“Allah boş duranı sevmez” neden mi?
Çalışmak duadır… Yani esmaya hadimliktir. “Allah boş duranı sevmez” denilmiş…
“Allah boş duranı sevmez”neden mi?
Esmaya hadim olsun diye yaratılmış her şey… Bahçe de gül açma gayretinde… Yuvada yavru kuş uçma gayretinde… Bu varlıkta insan nasıl boş boş oturur…
“Allah boş duranı sevmez” neden mi
Bu varlıkta hiç bir kural kapsamsız değil, yani bazımız tembel olmayı seçmeliyiz… Her ne kadar da Allah boş duranı sevmezse de çalışanların çalışkanlıkları farklı ödülleri de farklı olacak… Yani Allah bazımıza çalışkanlık nasip etmiş bazımıza etmemiş… Çalıştıkça hatalarımız artıyorsa çalışmamayı seçmeliyiz…

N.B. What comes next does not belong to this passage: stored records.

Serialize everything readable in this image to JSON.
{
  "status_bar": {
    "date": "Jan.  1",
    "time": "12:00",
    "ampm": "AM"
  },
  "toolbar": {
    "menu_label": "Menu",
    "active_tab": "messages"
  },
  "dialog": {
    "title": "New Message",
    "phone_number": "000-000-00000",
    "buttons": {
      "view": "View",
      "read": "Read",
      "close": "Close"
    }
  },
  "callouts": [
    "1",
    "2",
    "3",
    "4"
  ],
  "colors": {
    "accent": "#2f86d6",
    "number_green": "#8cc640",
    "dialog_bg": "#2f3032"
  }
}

“Allah boş duranı sevmez” neden mi?
Karınca kararınca her insan kabiliyetli olduğu sahayı tespit edip çalışmalı… Boş durmak sevilmez… İşte ayet… “İnsan için ancak çalıştığının karşılığı vardır.” (53/39)
“Allah boş duranı sevmez” neden mi?
İradeli varlıksın. Kullan iradeni… Yani dünyayı ahiretin tarlası yap…
“Allah boş duranı sevmez” neden mi?
Cenab-ı Hak, fazl ve kereminden, ibadetlere bire on, bazen bire bin, bazen de Kadir Gecesi’nde olduğu gibi bire otuz bin sevap veriyor. Hatta Kadir Gecesi tek bir gece iken, ihya eden için bin aydan daha çok sevaplı… Kadir gecesine denk getire bilmek de önemli çalışmamızı. Dünya işlerinde de böyle… “Harmanını rüzgâr eserken savurmalısın…” denilmiş…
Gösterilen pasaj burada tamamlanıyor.